An Experimental Investigation of Varied IGV Stagger Angle Effects on a High-Pressure Compressor
The focus of this work was to characterize the overall performance effects due to altering the stagger angle of a variable inlet guide vane (VIGV) on a multistage axial compressor. Data were collected from the Purdue three-stage axial compressor (P3S). The stagger angle from the VIGV was varied thrice from the baseline configuration in increments of 5 degrees resulting in four configurations with angles of 4 deg, 9 deg, 14 deg, and 19, where the baseline configuration was 9 degrees.

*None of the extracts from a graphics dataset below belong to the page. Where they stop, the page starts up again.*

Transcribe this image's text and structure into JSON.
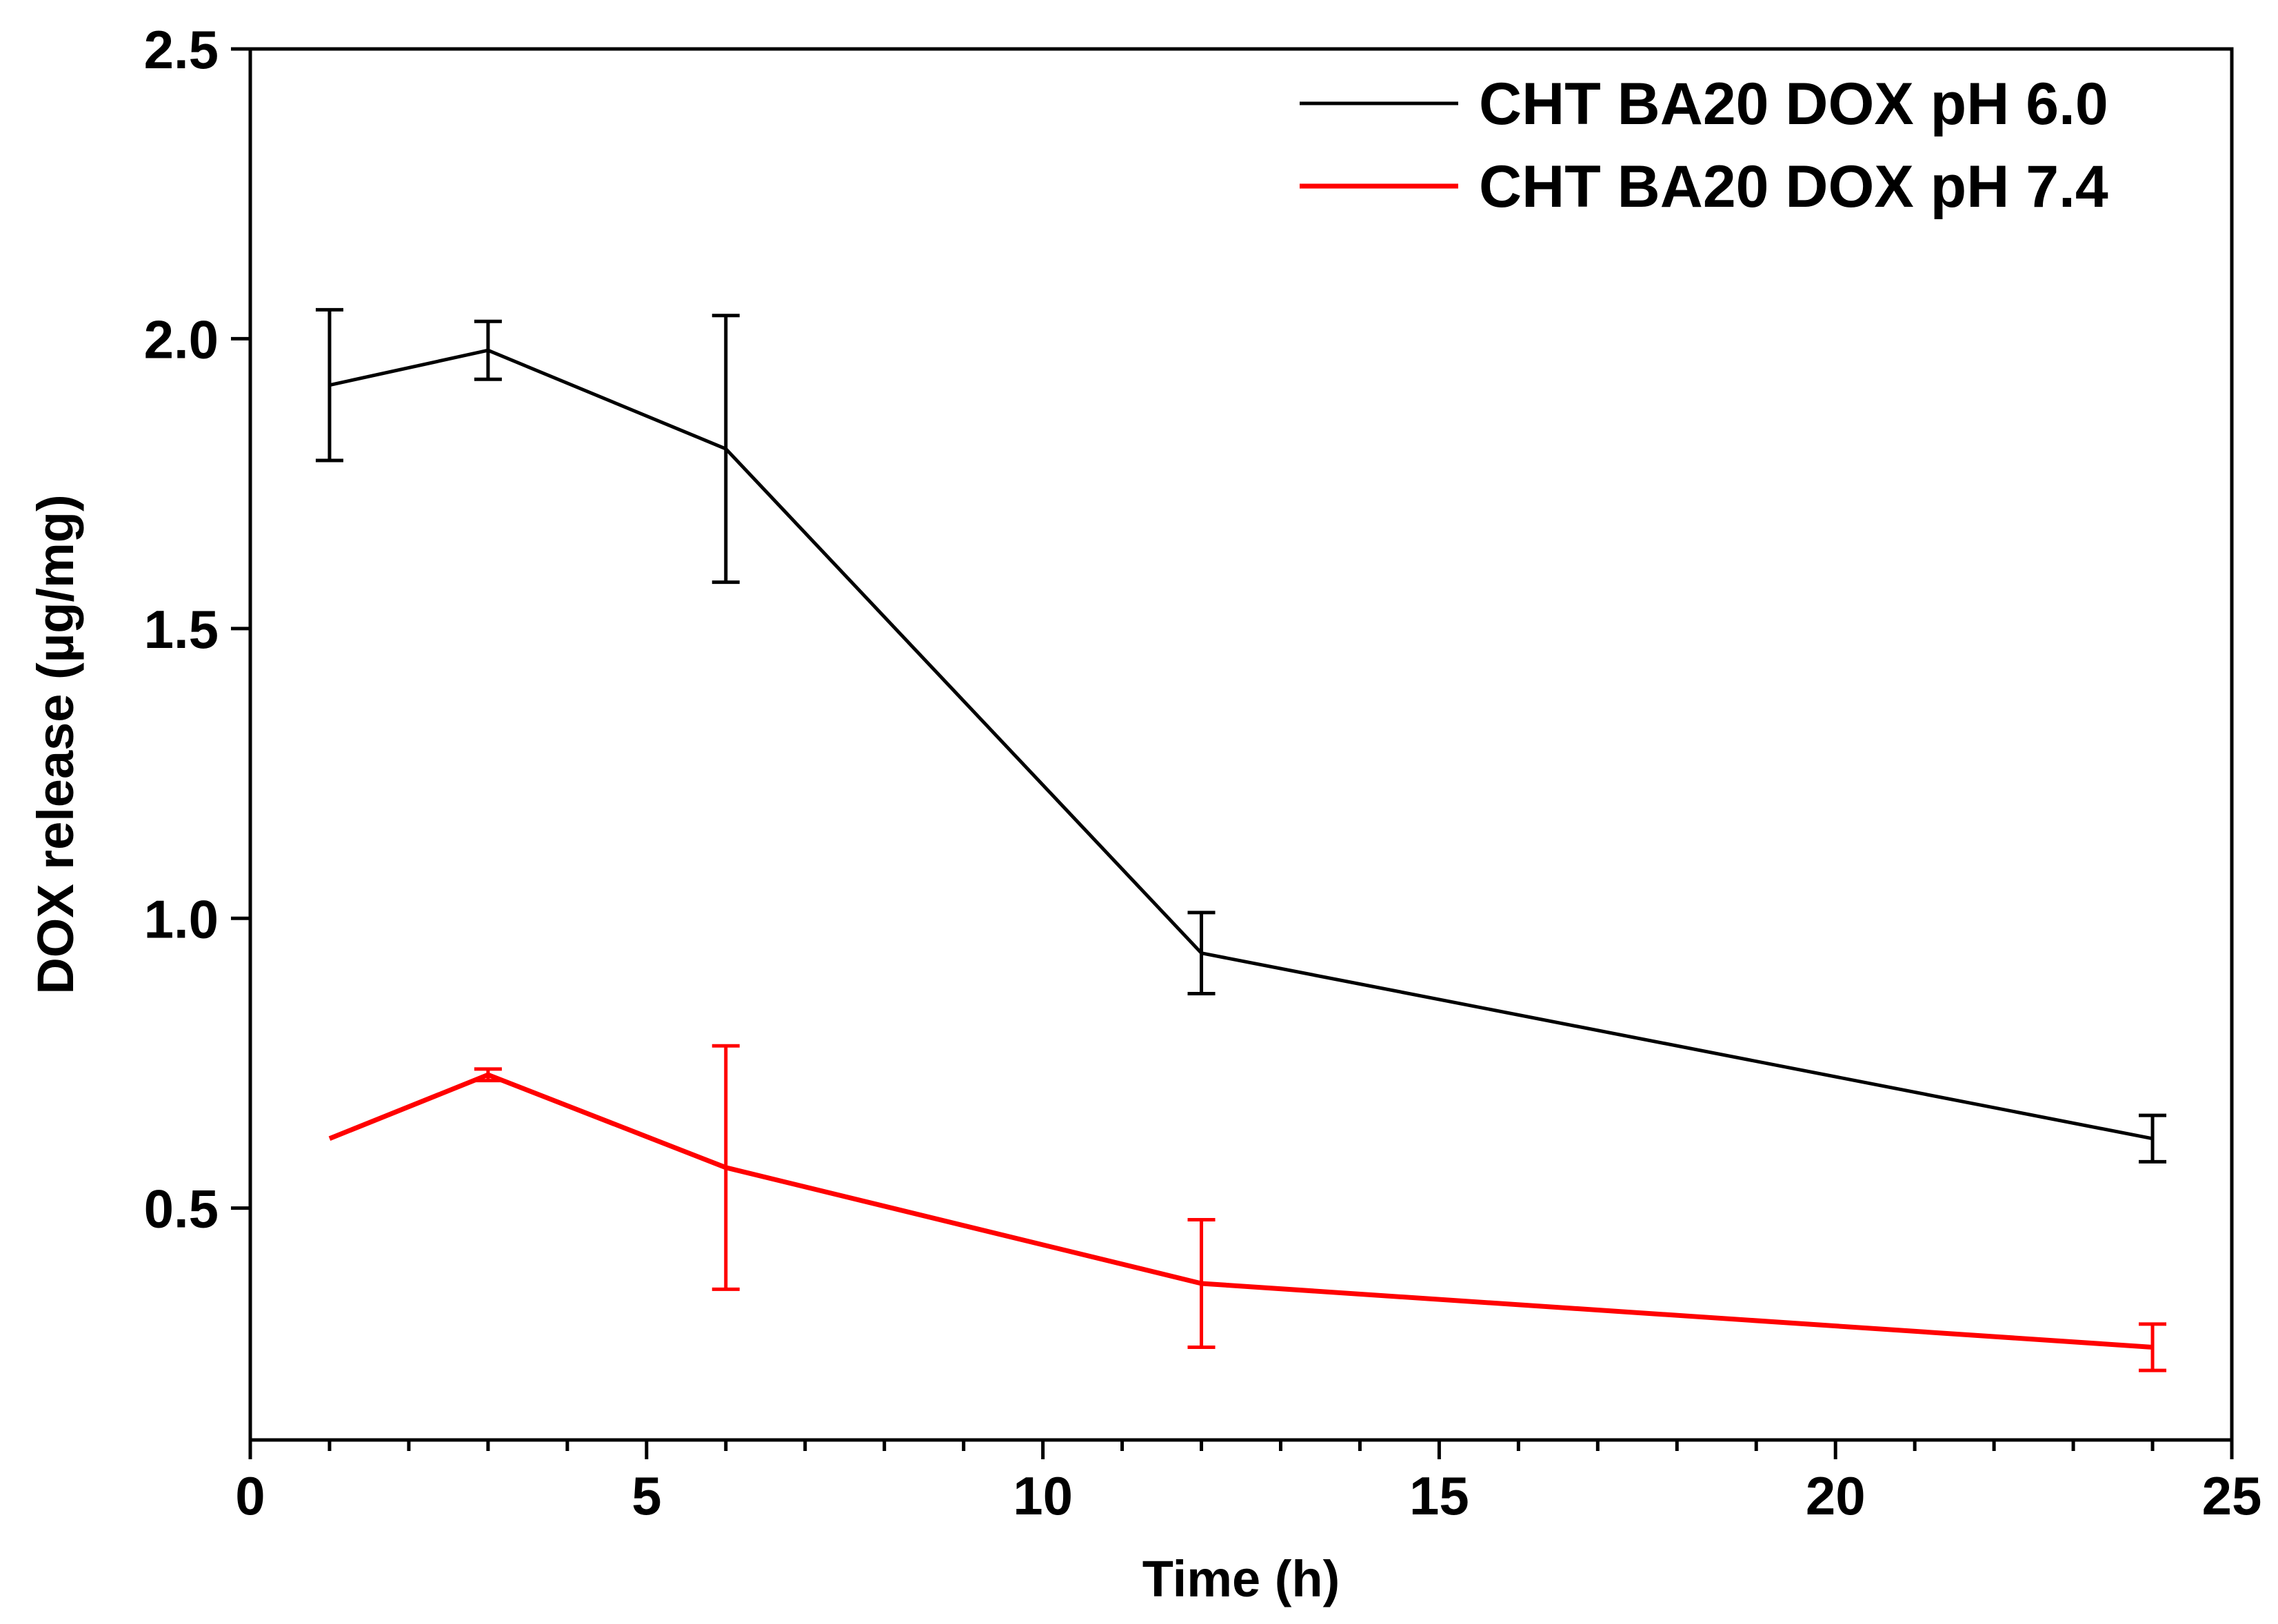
{
  "chart_data": {
    "type": "line",
    "title": "",
    "xlabel": "Time (h)",
    "ylabel": "DOX release (µg/mg)",
    "xlim": [
      0,
      25
    ],
    "ylim": [
      0.1,
      2.5
    ],
    "x_ticks": [
      0,
      5,
      10,
      15,
      20,
      25
    ],
    "x_tick_labels": [
      "0",
      "5",
      "10",
      "15",
      "20",
      "25"
    ],
    "x_minor_step": 1,
    "y_ticks": [
      0.5,
      1.0,
      1.5,
      2.0,
      2.5
    ],
    "y_tick_labels": [
      "0.5",
      "1.0",
      "1.5",
      "2.0",
      "2.5"
    ],
    "y_minor_step": 0.1,
    "grid": false,
    "legend_position": "top-right",
    "series": [
      {
        "name": "CHT BA20 DOX pH 6.0",
        "color": "#000000",
        "x": [
          1,
          3,
          6,
          12,
          24
        ],
        "y": [
          1.92,
          1.98,
          1.81,
          0.94,
          0.62
        ],
        "error": [
          0.13,
          0.05,
          0.23,
          0.07,
          0.04
        ]
      },
      {
        "name": "CHT BA20 DOX pH 7.4",
        "color": "#ff0000",
        "x": [
          1,
          3,
          6,
          12,
          24
        ],
        "y": [
          0.62,
          0.73,
          0.57,
          0.37,
          0.26
        ],
        "error": [
          0.0,
          0.01,
          0.21,
          0.11,
          0.04
        ]
      }
    ]
  }
}
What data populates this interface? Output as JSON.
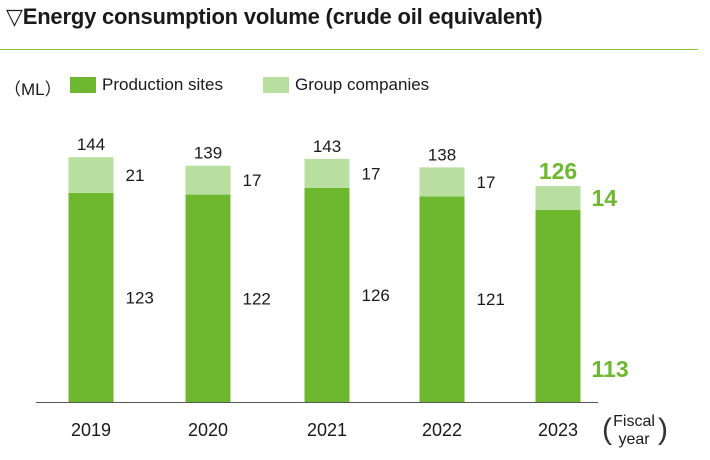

Compressor performance data were collected and analyzed for each stagger angle configuration along three corrected speeds (68%, 80%, 100%). Each speedline consisted of approximately six loading conditions for which the corrected mass flow rate was matched for each configuration to allow for a basis of comparison among the configurations. Stalling mass flow rates and stall inception were also investigated. Total pressure and total temperature rakes were installed throughout the compressor to investigate the performance at interstage locations for each loading condition. In addition to the rakes, static pressure taps were distributed along the compressor and unsteady pressure measurements were distributed circumferentially. Capacitance probes were installed over each of the three rotors to evaluate rotor tip clearance measurements during the tests. The effects of the stagger angle on the stability margin of the compressor were also characterized. Each speedline presented, thus, includes a representative stall point in addition to the six loading conditions where detailed flow field traverses were conducted.
The results of this investigation showed that while the total pressure ratio (TPR) increased as the stagger angle decreased, the stability margin was reduced. The opposite trend was observed with a decrease in overall TPR across the compressor and an increase in stability margin for increased stagger angles. Based on findings from previous authors, this trend was anticipated. A similar metric for monitoring compressor performance is isentropic efficiency. This investigation utilized both temperature-based and torque-based isentropic efficiency. The greatest effect of the VIGV stagger angle on compressor isentropic efficiency occurred at the lowest loading conditions, and there was no discernible impact on isentropic efficiency at high loading conditions for this case. As VIGVs typically have the greatest impact on off-design conditions, this trend was expected. The varied stagger angle configurations had no discernible effect on the type of stall inception mechanism experienced by the compressor. The primary effect on stall that was consistent across the configurations was a noticeable increase in the duration and strength of modal oscillations present throughout the compressor with increased stagger angles, indicating an increase in stability.
The data collected and presented herein provide a unique, robust dataset to improve understanding of the effects of changing stagger angles on variable inlet guide vanes on multistage axial compressors. These data correspondingly provide a unique training set and validation method for predictive technology.